An unexpected way to cause leukemia

April 7, 2008

Leukaemia – cancer of blood or bone marrow – is caused by mutations that allow defective blood cells to accumulate and displace healthy blood. To devise effective therapies it is crucial to know which mutations cause leukaemia and which cell type gives rise to leukaemic cells.

Researchers from the European Molecular Biology Laboratory (EMBL) in Italy, the EMBL-European Bioinformatics Institute, UK, and the Universities of Harvard, USA, and Lund, Sweden, have now used genetic engineering to introduce a mutation found in human leukaemia patients into mice. In the current issue of Cancer Cell they report that the mutation causes leukaemia by triggering innate genetic programmes that allow white blood cells to proliferate uncontrollably. The findings have implications for the way leukaemia should be treated.

Blood is generated from a small number of multipotent stem cells that divide, differentiate and give rise to the many different cell types that make up the blood. At the same time they also maintain the pool of stem cells through a process called self-renewal. While differentiating, cells acquire specific properties and functions, but lose the capacity to self-renew in the way stem cells do. Mutations interfering with this process and promoting uncontrolled proliferation of certain blood cells can lead to leukaemia. Researchers of the group of Claus Nerlov at EMBL’s Mouse Biology Unit now prove that a mutation in a protein called C/EBPa causes acute myeloid leukaemia (AML), a type of leukaemia affecting one lineage of white blood cells, in mice.

“10 percent of all patients suffering from AML have this mutation, but we could never be sure if it causes the disease. By precisely reproducing the human mutation in the mouse we now proved a causative relation,” says Peggy Kirstetter, who carried out the research in Nerlov’s lab.

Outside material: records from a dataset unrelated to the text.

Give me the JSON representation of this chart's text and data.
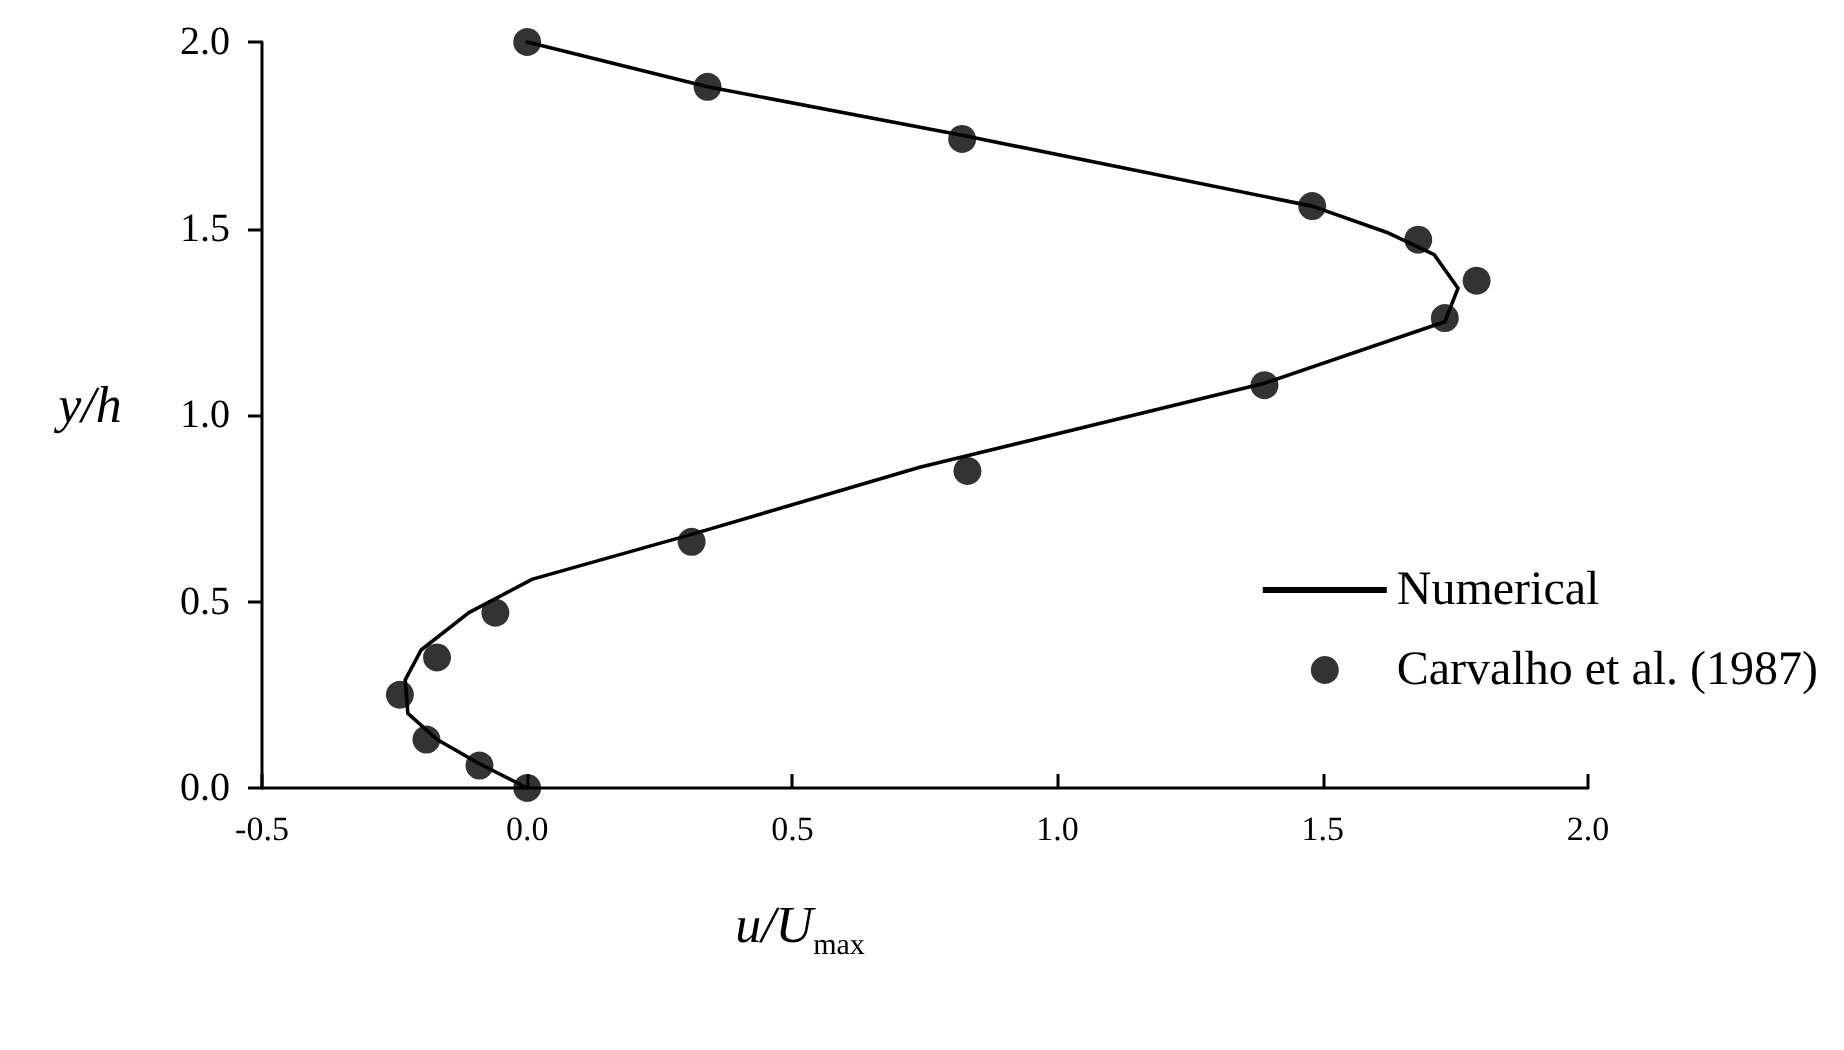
{
  "chart_data": {
    "type": "scatter",
    "xlabel": "u/U$_{max}$",
    "ylabel": "y/h",
    "xlim": [
      -0.5,
      2.0
    ],
    "xticks": [
      {
        "value": -0.5,
        "label": "-0.5"
      },
      {
        "value": 0,
        "label": "0.0"
      },
      {
        "value": 0.5,
        "label": "0.5"
      },
      {
        "value": 1,
        "label": "1.0"
      },
      {
        "value": 1.5,
        "label": "1.5"
      },
      {
        "value": 2,
        "label": "2.0"
      }
    ],
    "ylim": [
      0,
      2.0
    ],
    "yticks": [
      {
        "value": 0,
        "label": "0.0"
      },
      {
        "value": 0.5,
        "label": "0.5"
      },
      {
        "value": 1,
        "label": "1.0"
      },
      {
        "value": 1.5,
        "label": "1.5"
      },
      {
        "value": 2,
        "label": "2.0"
      }
    ],
    "grid": false,
    "legend": "bottom right",
    "series": [
      {
        "name": "Numerical",
        "type": "line",
        "marker": "none",
        "line_style": "solid",
        "color": "#000000",
        "x": [
          0,
          0.34,
          0.82,
          1.48,
          1.62,
          1.71,
          1.755,
          1.73,
          1.39,
          0.74,
          0.31,
          0.01,
          -0.11,
          -0.2,
          -0.23,
          -0.225,
          -0.17,
          -0.09,
          0
        ],
        "values": [
          2.0,
          1.88,
          1.75,
          1.56,
          1.49,
          1.43,
          1.34,
          1.25,
          1.085,
          0.86,
          0.68,
          0.56,
          0.47,
          0.37,
          0.29,
          0.2,
          0.13,
          0.065,
          0
        ]
      },
      {
        "name": "Carvalho et al. (1987)",
        "marker": "circle",
        "color": "#000000",
        "x": [
          0,
          0.34,
          0.82,
          1.48,
          1.68,
          1.79,
          1.73,
          1.39,
          0.83,
          0.31,
          -0.06,
          -0.17,
          -0.24,
          -0.19,
          -0.09,
          0
        ],
        "values": [
          2.0,
          1.88,
          1.74,
          1.56,
          1.47,
          1.36,
          1.26,
          1.08,
          0.85,
          0.66,
          0.47,
          0.35,
          0.25,
          0.13,
          0.06,
          0
        ]
      }
    ]
  }
}
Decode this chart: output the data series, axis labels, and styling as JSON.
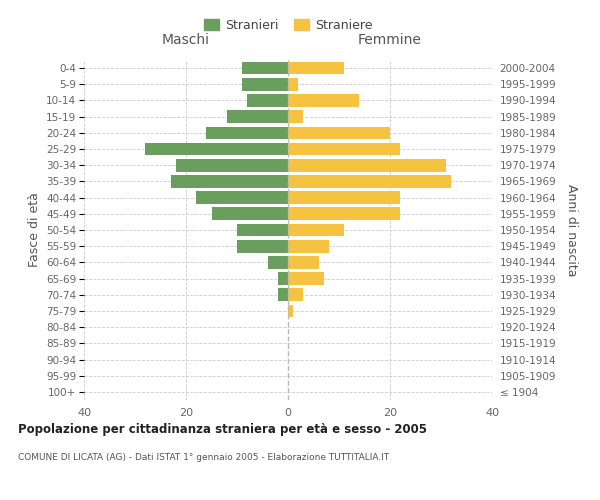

Instead of promoting uncontrolled proliferation of malignant blood stem cells, as often assumed as the cause of leukaemia, the mutation acts on already partially differentiated cells. It reprogrammes these cells to self-renew and to produce countless dysfunctional daughter cells, which displace the healthy blood cells, eventually leading to the inability to transport oxygen around in the body.

“This is the first time that non-stem cell myeloid leukaemia has been generated within a healthy blood system. The findings will have profound implications for our understanding of the development and treatment of leukaemias,” says Nerlov.

Scientists always thought that the mutation was the crucial step leading to leukaemia that should be targeted by drugs. Nerlov and colleagues identified a genetic programme activated in self-renewing leukemic cells, which is shared with similar leukaemias caused by other types of mutations. The findings suggest that the cellular changes that lead to self-renewal are mutation-independent. To develop drugs with a more general efficacy it may therefore be more efficient to target the molecules and pathways shared between different cancer stem cells.